Nel caso di specie, in sede di separazione, il marito - percettore di un reddito annuo pari a euro 19.000 - aveva concordato con la moglie l’impegno a costituire a suo favore, con atto successivo da stipulare innanzi al notaio, il diritto di usufrutto sul 50% della casa coniugale e a trasferirne alle figlie la nuda proprietà. Concordava altresì un assegno di mantenimento, quasi simbolico, per la moglie casalinga e le figlie economicamente non autosufficienti.
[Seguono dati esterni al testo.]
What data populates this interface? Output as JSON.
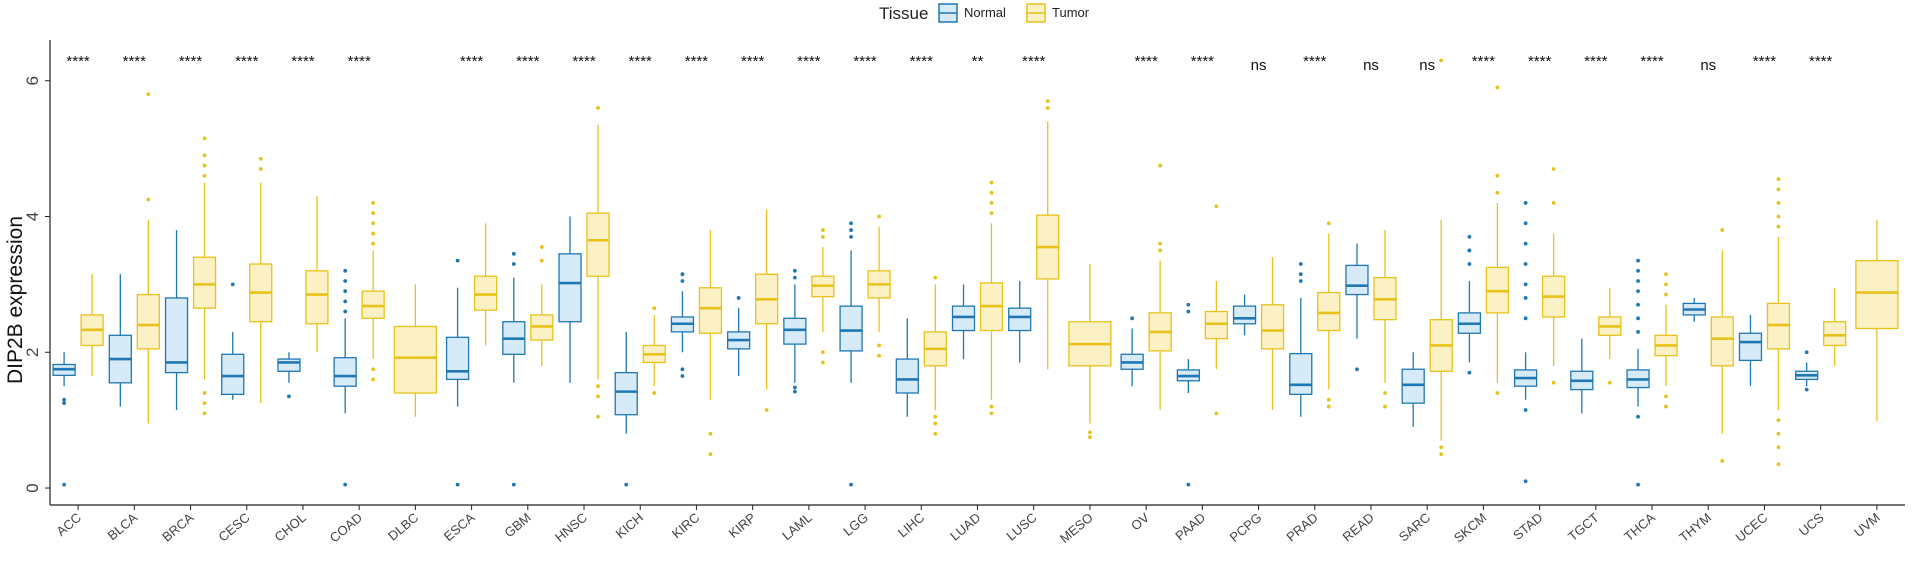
{
  "chart_data": {
    "type": "boxplot",
    "ylabel": "DIP2B expression",
    "xlabel": "",
    "ylim": [
      -0.25,
      6.6
    ],
    "yticks": [
      0,
      2,
      4,
      6
    ],
    "grid": false,
    "legend": {
      "title": "Tissue",
      "placement": "top-center",
      "entries": [
        {
          "name": "Normal",
          "color": "#1F78B4",
          "fill": "#D6EAF8"
        },
        {
          "name": "Tumor",
          "color": "#E8C21A",
          "fill": "#FBF1C4"
        }
      ]
    },
    "categories": [
      {
        "name": "ACC",
        "sig": "****",
        "normal": {
          "q1": 1.66,
          "med": 1.75,
          "q3": 1.82,
          "lo": 1.5,
          "hi": 2.0,
          "out": [
            1.3,
            1.25,
            0.05
          ]
        },
        "tumor": {
          "q1": 2.1,
          "med": 2.33,
          "q3": 2.55,
          "lo": 1.65,
          "hi": 3.15,
          "out": []
        }
      },
      {
        "name": "BLCA",
        "sig": "****",
        "normal": {
          "q1": 1.55,
          "med": 1.9,
          "q3": 2.25,
          "lo": 1.2,
          "hi": 3.15,
          "out": []
        },
        "tumor": {
          "q1": 2.05,
          "med": 2.4,
          "q3": 2.85,
          "lo": 0.95,
          "hi": 3.95,
          "out": [
            4.25,
            5.8
          ]
        }
      },
      {
        "name": "BRCA",
        "sig": "****",
        "normal": {
          "q1": 1.7,
          "med": 1.85,
          "q3": 2.8,
          "lo": 1.15,
          "hi": 3.8,
          "out": []
        },
        "tumor": {
          "q1": 2.65,
          "med": 3.0,
          "q3": 3.4,
          "lo": 1.6,
          "hi": 4.5,
          "out": [
            4.6,
            4.75,
            4.9,
            5.15,
            1.4,
            1.25,
            1.1
          ]
        }
      },
      {
        "name": "CESC",
        "sig": "****",
        "normal": {
          "q1": 1.38,
          "med": 1.65,
          "q3": 1.97,
          "lo": 1.3,
          "hi": 2.3,
          "out": [
            3.0
          ]
        },
        "tumor": {
          "q1": 2.45,
          "med": 2.88,
          "q3": 3.3,
          "lo": 1.25,
          "hi": 4.5,
          "out": [
            4.7,
            4.85
          ]
        }
      },
      {
        "name": "CHOL",
        "sig": "****",
        "normal": {
          "q1": 1.72,
          "med": 1.85,
          "q3": 1.9,
          "lo": 1.55,
          "hi": 2.0,
          "out": [
            1.35
          ]
        },
        "tumor": {
          "q1": 2.42,
          "med": 2.85,
          "q3": 3.2,
          "lo": 2.0,
          "hi": 4.3,
          "out": []
        }
      },
      {
        "name": "COAD",
        "sig": "****",
        "normal": {
          "q1": 1.5,
          "med": 1.65,
          "q3": 1.92,
          "lo": 1.1,
          "hi": 2.5,
          "out": [
            2.6,
            2.75,
            2.9,
            3.05,
            3.2,
            0.05
          ]
        },
        "tumor": {
          "q1": 2.5,
          "med": 2.68,
          "q3": 2.9,
          "lo": 1.9,
          "hi": 3.5,
          "out": [
            3.6,
            3.75,
            3.9,
            4.05,
            4.2,
            1.75,
            1.6
          ]
        }
      },
      {
        "name": "DLBC",
        "sig": "",
        "normal": null,
        "tumor": {
          "q1": 1.4,
          "med": 1.92,
          "q3": 2.38,
          "lo": 1.05,
          "hi": 3.0,
          "out": []
        }
      },
      {
        "name": "ESCA",
        "sig": "****",
        "normal": {
          "q1": 1.6,
          "med": 1.72,
          "q3": 2.22,
          "lo": 1.2,
          "hi": 2.95,
          "out": [
            3.35,
            0.05
          ]
        },
        "tumor": {
          "q1": 2.62,
          "med": 2.85,
          "q3": 3.12,
          "lo": 2.1,
          "hi": 3.9,
          "out": []
        }
      },
      {
        "name": "GBM",
        "sig": "****",
        "normal": {
          "q1": 1.97,
          "med": 2.2,
          "q3": 2.45,
          "lo": 1.55,
          "hi": 3.1,
          "out": [
            3.3,
            3.45,
            0.05
          ]
        },
        "tumor": {
          "q1": 2.18,
          "med": 2.38,
          "q3": 2.55,
          "lo": 1.8,
          "hi": 3.0,
          "out": [
            3.35,
            3.55
          ]
        }
      },
      {
        "name": "HNSC",
        "sig": "****",
        "normal": {
          "q1": 2.45,
          "med": 3.02,
          "q3": 3.45,
          "lo": 1.55,
          "hi": 4.0,
          "out": []
        },
        "tumor": {
          "q1": 3.12,
          "med": 3.65,
          "q3": 4.05,
          "lo": 1.6,
          "hi": 5.35,
          "out": [
            5.6,
            1.5,
            1.35,
            1.05
          ]
        }
      },
      {
        "name": "KICH",
        "sig": "****",
        "normal": {
          "q1": 1.08,
          "med": 1.42,
          "q3": 1.7,
          "lo": 0.8,
          "hi": 2.3,
          "out": [
            0.05
          ]
        },
        "tumor": {
          "q1": 1.85,
          "med": 1.97,
          "q3": 2.1,
          "lo": 1.5,
          "hi": 2.55,
          "out": [
            2.65,
            1.4
          ]
        }
      },
      {
        "name": "KIRC",
        "sig": "****",
        "normal": {
          "q1": 2.3,
          "med": 2.42,
          "q3": 2.52,
          "lo": 2.0,
          "hi": 2.9,
          "out": [
            3.05,
            3.15,
            1.75,
            1.65
          ]
        },
        "tumor": {
          "q1": 2.28,
          "med": 2.65,
          "q3": 2.95,
          "lo": 1.3,
          "hi": 3.8,
          "out": [
            0.8,
            0.5
          ]
        }
      },
      {
        "name": "KIRP",
        "sig": "****",
        "normal": {
          "q1": 2.05,
          "med": 2.18,
          "q3": 2.3,
          "lo": 1.65,
          "hi": 2.65,
          "out": [
            2.8
          ]
        },
        "tumor": {
          "q1": 2.42,
          "med": 2.78,
          "q3": 3.15,
          "lo": 1.45,
          "hi": 4.1,
          "out": [
            1.15
          ]
        }
      },
      {
        "name": "LAML",
        "sig": "****",
        "normal": {
          "q1": 2.12,
          "med": 2.33,
          "q3": 2.5,
          "lo": 1.55,
          "hi": 3.0,
          "out": [
            3.1,
            3.2,
            1.48,
            1.42
          ]
        },
        "tumor": {
          "q1": 2.82,
          "med": 2.98,
          "q3": 3.12,
          "lo": 2.3,
          "hi": 3.55,
          "out": [
            3.7,
            3.8,
            2.0,
            1.85
          ]
        }
      },
      {
        "name": "LGG",
        "sig": "****",
        "normal": {
          "q1": 2.02,
          "med": 2.32,
          "q3": 2.68,
          "lo": 1.55,
          "hi": 3.5,
          "out": [
            3.7,
            3.8,
            3.9,
            0.05
          ]
        },
        "tumor": {
          "q1": 2.8,
          "med": 3.0,
          "q3": 3.2,
          "lo": 2.3,
          "hi": 3.85,
          "out": [
            4.0,
            2.1,
            1.95
          ]
        }
      },
      {
        "name": "LIHC",
        "sig": "****",
        "normal": {
          "q1": 1.4,
          "med": 1.6,
          "q3": 1.9,
          "lo": 1.05,
          "hi": 2.5,
          "out": []
        },
        "tumor": {
          "q1": 1.8,
          "med": 2.05,
          "q3": 2.3,
          "lo": 1.15,
          "hi": 3.0,
          "out": [
            3.1,
            1.05,
            0.95,
            0.8
          ]
        }
      },
      {
        "name": "LUAD",
        "sig": "**",
        "normal": {
          "q1": 2.32,
          "med": 2.52,
          "q3": 2.68,
          "lo": 1.9,
          "hi": 3.0,
          "out": []
        },
        "tumor": {
          "q1": 2.32,
          "med": 2.68,
          "q3": 3.02,
          "lo": 1.3,
          "hi": 3.9,
          "out": [
            4.05,
            4.2,
            4.35,
            4.5,
            1.2,
            1.1
          ]
        }
      },
      {
        "name": "LUSC",
        "sig": "****",
        "normal": {
          "q1": 2.32,
          "med": 2.52,
          "q3": 2.65,
          "lo": 1.85,
          "hi": 3.05,
          "out": []
        },
        "tumor": {
          "q1": 3.08,
          "med": 3.55,
          "q3": 4.02,
          "lo": 1.75,
          "hi": 5.4,
          "out": [
            5.6,
            5.7
          ]
        }
      },
      {
        "name": "MESO",
        "sig": "",
        "normal": null,
        "tumor": {
          "q1": 1.8,
          "med": 2.12,
          "q3": 2.45,
          "lo": 0.95,
          "hi": 3.3,
          "out": [
            0.82,
            0.75
          ]
        }
      },
      {
        "name": "OV",
        "sig": "****",
        "normal": {
          "q1": 1.75,
          "med": 1.85,
          "q3": 1.97,
          "lo": 1.5,
          "hi": 2.35,
          "out": [
            2.5
          ]
        },
        "tumor": {
          "q1": 2.02,
          "med": 2.3,
          "q3": 2.58,
          "lo": 1.15,
          "hi": 3.35,
          "out": [
            3.5,
            3.6,
            4.75
          ]
        }
      },
      {
        "name": "PAAD",
        "sig": "****",
        "normal": {
          "q1": 1.58,
          "med": 1.65,
          "q3": 1.74,
          "lo": 1.4,
          "hi": 1.9,
          "out": [
            2.6,
            2.7,
            0.05
          ]
        },
        "tumor": {
          "q1": 2.2,
          "med": 2.42,
          "q3": 2.6,
          "lo": 1.75,
          "hi": 3.05,
          "out": [
            4.15,
            1.1
          ]
        }
      },
      {
        "name": "PCPG",
        "sig": "ns",
        "normal": {
          "q1": 2.42,
          "med": 2.5,
          "q3": 2.68,
          "lo": 2.25,
          "hi": 2.85,
          "out": []
        },
        "tumor": {
          "q1": 2.05,
          "med": 2.32,
          "q3": 2.7,
          "lo": 1.15,
          "hi": 3.4,
          "out": []
        }
      },
      {
        "name": "PRAD",
        "sig": "****",
        "normal": {
          "q1": 1.38,
          "med": 1.52,
          "q3": 1.98,
          "lo": 1.05,
          "hi": 2.8,
          "out": [
            3.05,
            3.15,
            3.3
          ]
        },
        "tumor": {
          "q1": 2.32,
          "med": 2.58,
          "q3": 2.88,
          "lo": 1.45,
          "hi": 3.75,
          "out": [
            3.9,
            1.3,
            1.2
          ]
        }
      },
      {
        "name": "READ",
        "sig": "ns",
        "normal": {
          "q1": 2.85,
          "med": 2.98,
          "q3": 3.28,
          "lo": 2.2,
          "hi": 3.6,
          "out": [
            1.75
          ]
        },
        "tumor": {
          "q1": 2.48,
          "med": 2.78,
          "q3": 3.1,
          "lo": 1.55,
          "hi": 3.8,
          "out": [
            1.4,
            1.2
          ]
        }
      },
      {
        "name": "SARC",
        "sig": "ns",
        "normal": {
          "q1": 1.25,
          "med": 1.52,
          "q3": 1.75,
          "lo": 0.9,
          "hi": 2.0,
          "out": []
        },
        "tumor": {
          "q1": 1.72,
          "med": 2.1,
          "q3": 2.48,
          "lo": 0.7,
          "hi": 3.95,
          "out": [
            0.6,
            0.5,
            6.3
          ]
        }
      },
      {
        "name": "SKCM",
        "sig": "****",
        "normal": {
          "q1": 2.28,
          "med": 2.42,
          "q3": 2.58,
          "lo": 1.85,
          "hi": 3.05,
          "out": [
            3.3,
            3.5,
            3.7,
            1.7
          ]
        },
        "tumor": {
          "q1": 2.58,
          "med": 2.9,
          "q3": 3.25,
          "lo": 1.55,
          "hi": 4.2,
          "out": [
            4.35,
            4.6,
            5.9,
            1.4
          ]
        }
      },
      {
        "name": "STAD",
        "sig": "****",
        "normal": {
          "q1": 1.5,
          "med": 1.62,
          "q3": 1.74,
          "lo": 1.3,
          "hi": 2.0,
          "out": [
            2.5,
            2.8,
            3.0,
            3.3,
            3.6,
            3.9,
            4.2,
            1.15,
            0.1
          ]
        },
        "tumor": {
          "q1": 2.52,
          "med": 2.82,
          "q3": 3.12,
          "lo": 1.8,
          "hi": 3.75,
          "out": [
            4.2,
            4.7,
            1.55
          ]
        }
      },
      {
        "name": "TGCT",
        "sig": "****",
        "normal": {
          "q1": 1.45,
          "med": 1.58,
          "q3": 1.72,
          "lo": 1.1,
          "hi": 2.2,
          "out": []
        },
        "tumor": {
          "q1": 2.25,
          "med": 2.38,
          "q3": 2.52,
          "lo": 1.9,
          "hi": 2.95,
          "out": [
            1.55
          ]
        }
      },
      {
        "name": "THCA",
        "sig": "****",
        "normal": {
          "q1": 1.48,
          "med": 1.6,
          "q3": 1.74,
          "lo": 1.2,
          "hi": 2.05,
          "out": [
            2.3,
            2.5,
            2.7,
            2.9,
            3.05,
            3.2,
            3.35,
            1.05,
            0.05
          ]
        },
        "tumor": {
          "q1": 1.95,
          "med": 2.1,
          "q3": 2.25,
          "lo": 1.5,
          "hi": 2.7,
          "out": [
            2.85,
            3.0,
            3.15,
            1.35,
            1.2
          ]
        }
      },
      {
        "name": "THYM",
        "sig": "ns",
        "normal": {
          "q1": 2.55,
          "med": 2.63,
          "q3": 2.72,
          "lo": 2.45,
          "hi": 2.8,
          "out": []
        },
        "tumor": {
          "q1": 1.8,
          "med": 2.2,
          "q3": 2.52,
          "lo": 0.8,
          "hi": 3.5,
          "out": [
            0.4,
            3.8
          ]
        }
      },
      {
        "name": "UCEC",
        "sig": "****",
        "normal": {
          "q1": 1.88,
          "med": 2.15,
          "q3": 2.28,
          "lo": 1.5,
          "hi": 2.55,
          "out": []
        },
        "tumor": {
          "q1": 2.05,
          "med": 2.4,
          "q3": 2.72,
          "lo": 1.15,
          "hi": 3.7,
          "out": [
            3.85,
            4.0,
            4.2,
            4.4,
            4.55,
            1.0,
            0.8,
            0.6,
            0.35
          ]
        }
      },
      {
        "name": "UCS",
        "sig": "****",
        "normal": {
          "q1": 1.6,
          "med": 1.66,
          "q3": 1.72,
          "lo": 1.5,
          "hi": 1.85,
          "out": [
            1.45,
            2.0
          ]
        },
        "tumor": {
          "q1": 2.1,
          "med": 2.25,
          "q3": 2.45,
          "lo": 1.8,
          "hi": 2.95,
          "out": []
        }
      },
      {
        "name": "UVM",
        "sig": "",
        "normal": null,
        "tumor": {
          "q1": 2.35,
          "med": 2.88,
          "q3": 3.35,
          "lo": 0.98,
          "hi": 3.95,
          "out": []
        }
      }
    ]
  }
}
Il reddito del coniuge onerato non gli consentiva, infatti, un maggiore esborso e proprio per questo gli aspetti economici della vicenda della crisi coniugale venivano risolti con l’atto di cui sopra.
Dopo la separazione, e dunque dopo aver assunto l’impegno al suddetto trasferimento, ma prima che fosse rogato il relativo con atto notarile, il marito contraeva un debito e il suo creditore, ex art. 2929 bis cod. civ., procedeva in via esecutiva sulla casa coniugale che nel frattempo era stata trasferita in nuda proprietà alle figlie e sulla quale era stato costituito l’usufrutto in favore della moglie.
La signora e le figlie proponevano opposizione all’esecuzione innanzi al Tribunale di Pordenone, il quale, premessa la necessità di ricavare argomenti ai fini del decidere dai principi delineati in materia di azione revocatoria ordinaria, esclusa la natura di “atto dovuto” ex art. 2901 comma III cod. civ., reputava l’atto di disposizione del marito un atto a titolo gratuito poiché esso non aveva attuato una finalità di interesse economico per quest’ultimo ma aveva comportato un depauperamento del suo patrimonio  e poiché, “in aggiunta”, era stato concordato un assegno di mantenimento per moglie e figlie.
Il Tribunale di Pordenone, pertanto, rigettava l’opposizione, ma avverso questa decisione le opponenti proponevano impugnazione alla competente Corte d’Appello di Trieste.

La Corte, con la sentenza in esame, accoglieva l’appello e, in riforma della sentenza gravata, accertava l’inesistenza del diritto della parte appellata a procedere all’esecuzione forzata ai sensi dell’art. 2929 bis cod. civ.

Il ragionamento della Corte prende le mosse dall’inquadramento nel nostro ordinamento degli atti di disposizione patrimoniale concordati in sede di separazione o divorzio. Punto nodale è la natura dell’atto notarile di trasferimento in esecuzione degli impegni assunti con il verbale di separazione omologata.
Secondo la Corte non si tratta di atti di donazione né di atti di compravendita ma di negozi che hanno una loro “tipicità” - ove la causa consiste nella regolamentazione dei rapporti economico patrimoniali, tra coniugi per cui il trasferimento si pone come elemento funzionale e indispensabile ai fini della risoluzione della crisi coniugale - e spetta al giudice, di volta in volta, verificare se, in concreto, il bene venga ceduto a titolo oneroso o gratuito.
Nel caso in esame, in ragione della destinazione del bene e della sua descrizione, nonché della disparità economica tra i coniugi, l’atto notarile aveva certamente funzione solutoria dell’accordo raggiunto e recepito nel verbale omologato, a nulla rilevando i modestissimi assegni di mantenimento concordati, i quali, da soli, non avrebbero potuto assolvere all’onere di mantenimento in capo al marito e padre.
Non si trattava, dunque, di un atto a titolo gratuito nonostante il quale il creditore (ricorrendone gli altri presupposti) potesse procedere all’esecuzione ex art. 2929 cod. civ., ma di un atto a titolo oneroso sussumibile nella fattispecie contemplata dal comma terzo dell’art. 2901 cod. civ..
In sostanza,

la sentenza pone in evidenza la specificità degli accordi che chiudono la vita familiare (connotati da una particolare natura giuridica) smentendo l’idea che la materia in questione sia accessibile a chiunque e regolabile con schemi scontati.